Несколько минут едем молча, радио выключено, слышно только гудение кондиционера. Тайлер нарушает тишину:

– Мне нравится твоя новая прическа.

Я еще немного не в себе от его появления и не понимаю, о чем он говорит. Опускаю солнцезащитный козырек, вытаскиваю маленькое зеркальце и рассматриваю свое отражение. Ну да, прическа. Мои волосы были в два раза длиннее, а сейчас едва прикрывают плечи.

Ставлю на место козырек и опускаю глаза на прореху в джинсах.

– Угу.

Во мне многое изменилось. Я почти перестала пользоваться косметикой, потому что она размазывалась, когда я плакала. Поменялся и характер. Раньше я была спокойной и собранной, а теперь могу выйти из себя от любой мелочи, потому что меня переполняет ненависть. А еще я набрала пару лишних килограммов.

Многое изменилось, слишком многое.

Я втягиваю живот и приподнимаю колени, чтобы ноги не казались такими толстыми. Расслабляюсь только тогда, когда вижу, что внимание Тайлера полностью приковано к дороге.

Мы практически выехали из города. Час пик, дорога забита, и тишина кажется еще более тягостной. Я не начинаю разговор, потому что мне нечего сказать.

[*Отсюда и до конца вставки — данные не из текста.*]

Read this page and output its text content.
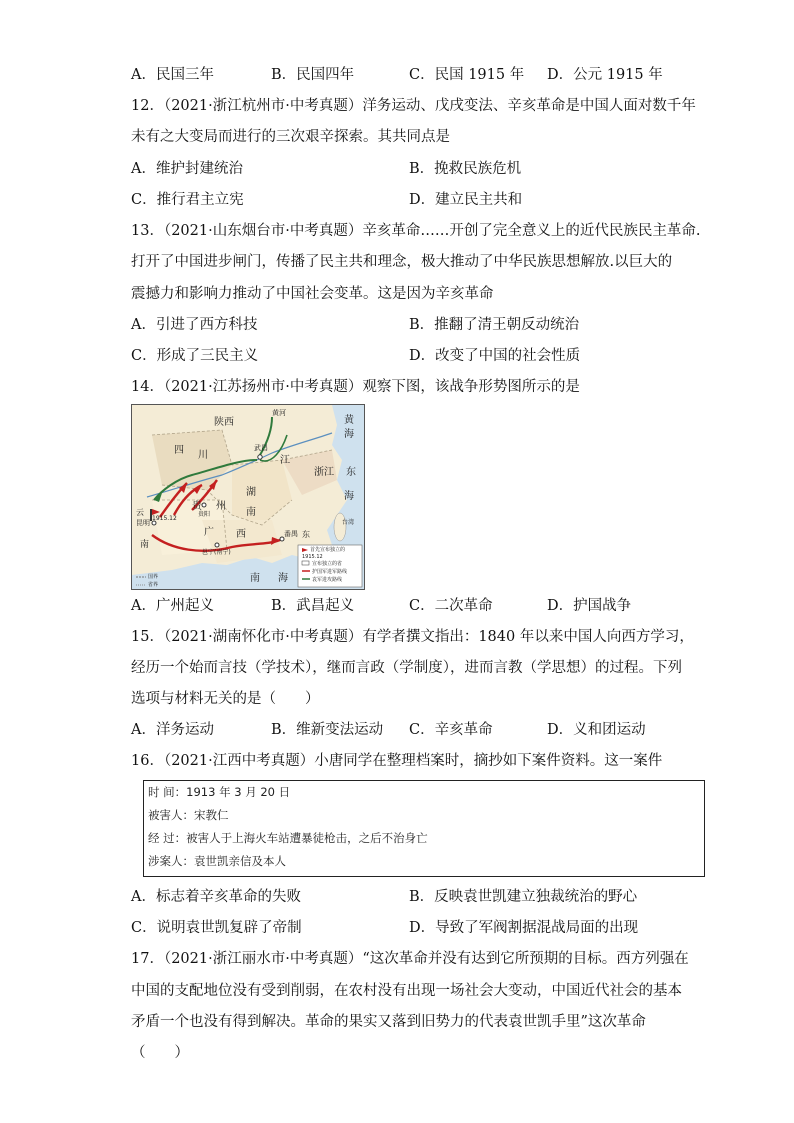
A．民国三年	B．民国四年	C．民国 1915 年 D．公元 1915 年
12．（2021·浙江杭州市·中考真题）洋务运动、戊戌变法、辛亥革命是中国人面对数千年
未有之大变局而进行的三次艰辛探索。其共同点是
A．维护封建统治	B．挽救民族危机
C．推行君主立宪	D．建立民主共和
13．（2021·山东烟台市·中考真题）辛亥革命……开创了完全意义上的近代民族民主革命.
打开了中国进步闸门，传播了民主共和理念，极大推动了中华民族思想解放.以巨大的
震撼力和影响力推动了中国社会变革。这是因为辛亥革命
A．引进了西方科技	B．推翻了清王朝反动统治
C．形成了三民主义	D．改变了中国的社会性质
14．（2021·江苏扬州市·中考真题）观察下图，该战争形势图所示的是
陕西
黄河
黄
海
四 川
武昌
江
浙江 东
海
湖
南
贵 州
贵阳
云
昆明
1915.12
南
广 西
邕宁(南宁)
番禺 东
台湾
南 海
首先宣布独立的
1915.12
宣布独立的省
护国军进军路线
袁军进攻路线
国界
省界
A．广州起义	B．武昌起义	C．二次革命	D．护国战争
15．（2021·湖南怀化市·中考真题）有学者撰文指出：1840 年以来中国人向西方学习，
经历一个始而言技（学技术），继而言政（学制度），进而言教（学思想）的过程。下列
选项与材料无关的是（　　）
A．洋务运动	B．维新变法运动 C．辛亥革命	D．义和团运动
16．（2021·江西中考真题）小唐同学在整理档案时，摘抄如下案件资料。这一案件
时 间：1913 年 3 月 20 日
被害人：宋教仁
经 过：被害人于上海火车站遭暴徒枪击，之后不治身亡
涉案人：袁世凯亲信及本人
A．标志着辛亥革命的失败	B．反映袁世凯建立独裁统治的野心
C．说明袁世凯复辟了帝制	D．导致了军阀割据混战局面的出现
17．（2021·浙江丽水市·中考真题）“这次革命并没有达到它所预期的目标。西方列强在
中国的支配地位没有受到削弱，在农村没有出现一场社会大变动，中国近代社会的基本
矛盾一个也没有得到解决。革命的果实又落到旧势力的代表袁世凯手里”这次革命
（　　）
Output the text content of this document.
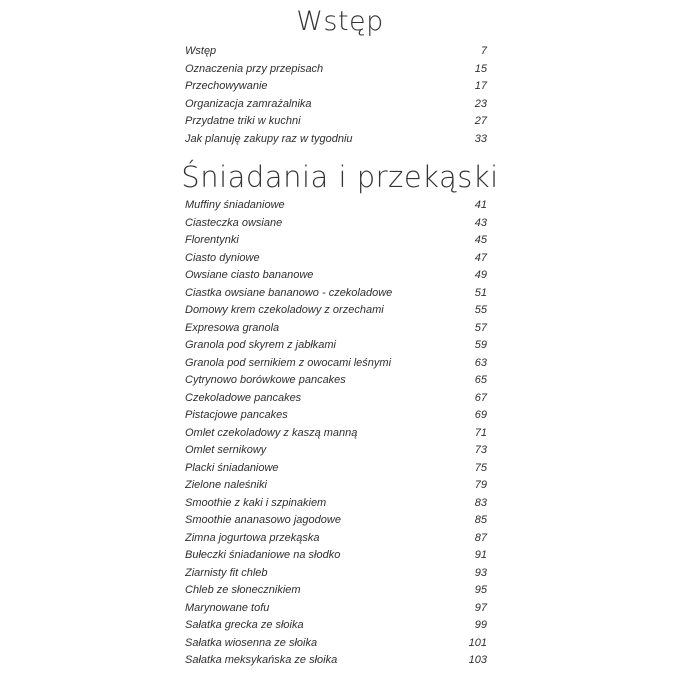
Wstęp
Wstęp	7
Oznaczenia przy przepisach	15
Przechowywanie	17
Organizacja zamrażalnika	23
Przydatne triki w kuchni	27
Jak planuję zakupy raz w tygodniu	33
Śniadania i przekąski
Muffiny śniadaniowe	41
Ciasteczka owsiane	43
Florentynki	45
Ciasto dyniowe	47
Owsiane ciasto bananowe	49
Ciastka owsiane bananowo - czekoladowe	51
Domowy krem czekoladowy z orzechami	55
Expresowa granola	57
Granola pod skyrem z jabłkami	59
Granola pod sernikiem z owocami leśnymi	63
Cytrynowo borówkowe pancakes	65
Czekoladowe pancakes	67
Pistacjowe pancakes	69
Omlet czekoladowy z kaszą manną	71
Omlet sernikowy	73
Placki śniadaniowe	75
Zielone naleśniki	79
Smoothie z kaki i szpinakiem	83
Smoothie ananasowo jagodowe	85
Zimna jogurtowa przekąska	87
Bułeczki śniadaniowe na słodko	91
Ziarnisty fit chleb	93
Chleb ze słonecznikiem	95
Marynowane tofu	97
Sałatka grecka ze słoika	99
Sałatka wiosenna ze słoika	101
Sałatka meksykańska ze słoika	103
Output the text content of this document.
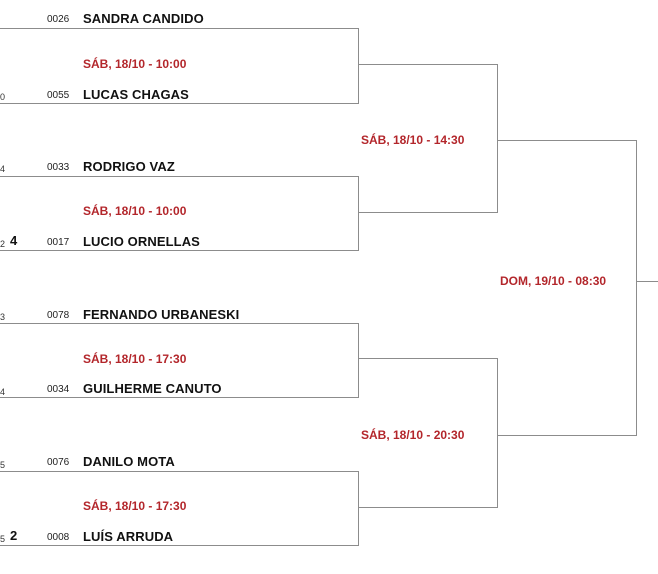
0
4
2 4
3
4
5
5 2
0026 SANDRA CANDIDO
SÁB, 18/10 - 10:00
0055 LUCAS CHAGAS
0033 RODRIGO VAZ
SÁB, 18/10 - 10:00
0017 LUCIO ORNELLAS
0078 FERNANDO URBANESKI
SÁB, 18/10 - 17:30
0034 GUILHERME CANUTO
0076 DANILO MOTA
SÁB, 18/10 - 17:30
0008 LUÍS ARRUDA
SÁB, 18/10 - 14:30
SÁB, 18/10 - 20:30
DOM, 19/10 - 08:30
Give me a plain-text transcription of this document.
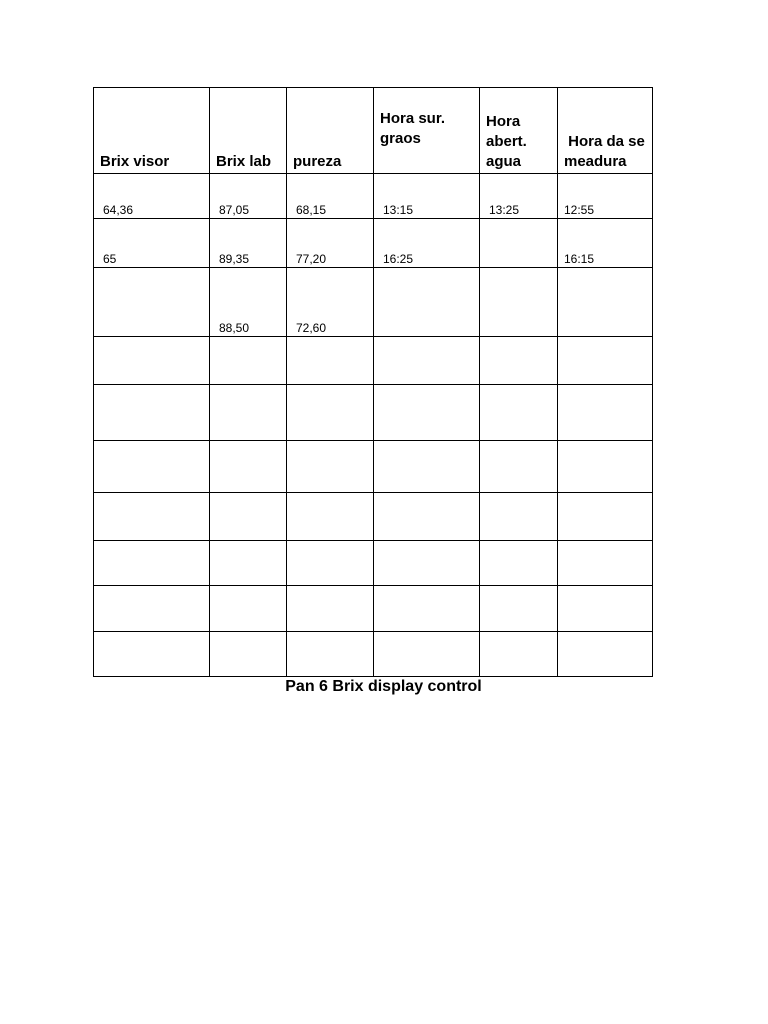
Brix visor	Brix lab	pureza	Hora sur. graos	Hora abert. agua	Hora da semeadura
64,36	87,05	68,15	13:15	13:25	12:55
65	89,35	77,20	16:25		16:15
	88,50	72,60			

Pan 6 Brix display control
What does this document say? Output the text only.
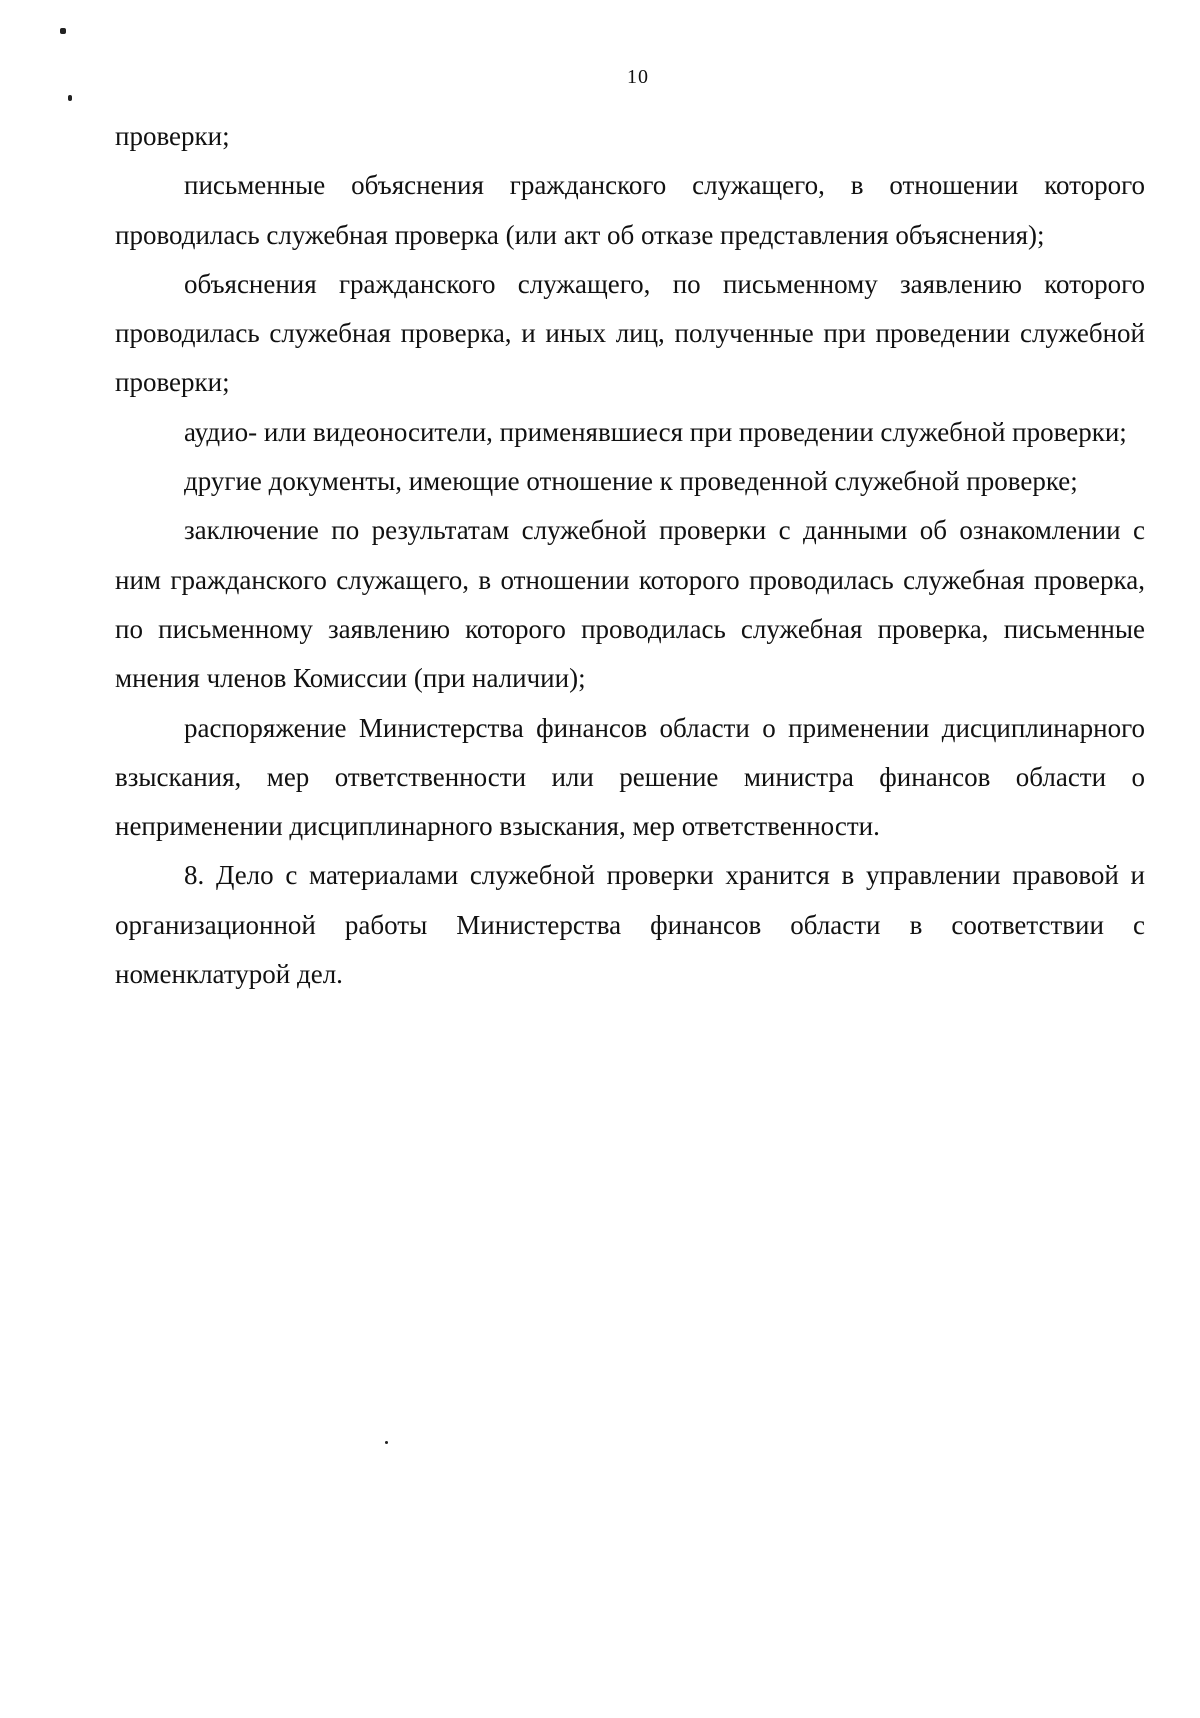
10

проверки;

письменные объяснения гражданского служащего, в отношении которого проводилась служебная проверка (или акт об отказе представления объяснения);

объяснения гражданского служащего, по письменному заявлению которого проводилась служебная проверка, и иных лиц, полученные при проведении служебной проверки;

аудио- или видеоносители, применявшиеся при проведении служебной проверки;

другие документы, имеющие отношение к проведенной служебной проверке;

заключение по результатам служебной проверки с данными об ознакомлении с ним гражданского служащего, в отношении которого проводилась служебная проверка, по письменному заявлению которого проводилась служебная проверка, письменные мнения членов Комиссии (при наличии);

распоряжение Министерства финансов области о применении дисциплинарного взыскания, мер ответственности или решение министра финансов области о неприменении дисциплинарного взыскания, мер ответственности.

8. Дело с материалами служебной проверки хранится в управлении правовой и организационной работы Министерства финансов области в соответствии с номенклатурой дел.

Поговорить хотел он, а не я. В неловком молчании проходит целый час. Позади остались Беверли-Хиллз и Вест-Голливуд, и только когда Тайлер сворачивает на Норт-Бичвуд-Драйв, до меня доходит.

– Куда мы едем?

Не глядя на меня, Тайлер пожимает плечами и грустно вздыхает:

– Не знаю, как ты, а я давненько здесь не был. – И поднимает глаза на гигантские буквы вдалеке.

– Нет уж, я туда не пойду. Ты рехнулся? На улице сорок градусов жары.

– Пойдешь, – спокойно отвечает он, – у меня с собой вода.

Я начинаю лихорадочно придумывать причины, почему не могу в данный момент карабкаться на Голливудский холм: я в своих лучших джинсах и новой футболке; мне это неинтересно; сейчас слишком жарко; и наконец, я не хочу идти туда с Тайлером. Но это еще утомительнее, чем само восхождение. Поэтому я молчу и хмурю брови.

Мы проезжаем мимо поворота на ранчо «Сансет» и останавливаемся на небольшой стоянке, откуда начинается пешеходная тропа. Как и Тайлер, я здесь сто лет не была. Собственно, я поднималась к знаку один раз в жизни, три года назад, и тогда все было совсем иначе. Тайлер глушит мотор, выходит из машины и смотрит в небо. Я тоже покидаю салон, подхожу к нему и заявляю:

– Я не собираюсь туда идти, понял?

Он открывает багажник, полный всякого хлама – бумажки, куртка, какие-то провода, пустые банки из-под пива, – достает бутылку воды и протягивает мне.

– Пошли!

Я медленно плетусь за ним, размахивая бутылкой с теплой водой. Если Тайлера это и раздражает, то он не подает виду. Через несколько минут я осознаю, что веду себя как капризный ребенок, и ускоряю шаг. Мы молча идем дальше. Навстречу едут какие-то девчонки верхом на лошадях, проходит пара мужчин среднего возраста, видно, фотографировались на фоне надписи. Все это время мы тонем в молчании. За год разлуки мы потеряли все: понятные только нам шутки, проницательные взгляды, наши особенные моменты и клятвенные обещания, наше мужество и нашу тайну. Потеряли любовь и страсть. Осталось только молчание.

Мы поднимаемся все выше по тропе, ни разу не остановившись отдохнуть. Я начинаю идти задом наперед, потому что отсюда открывается умопомрачительный вид. Уж лучше смотреть на город, чем на Тайлера.

Мне становится грустно. Зачем я тащусь под палящим солнцем вверх по склону, поднимаясь к кучке букв на горе? В прошлый раз я поднималась сюда с друзьями, во всяком случае, так я считала. Тогда все было проще и все казались лучше. Тиффани, Рейчел, Меган, Джейк, Дин. Мы беспечно смеялись, передавали друг другу воду, перелезали через изгороди. За эти три года мы пережили многое: ссоры, падения, разрывы. Мы выросли.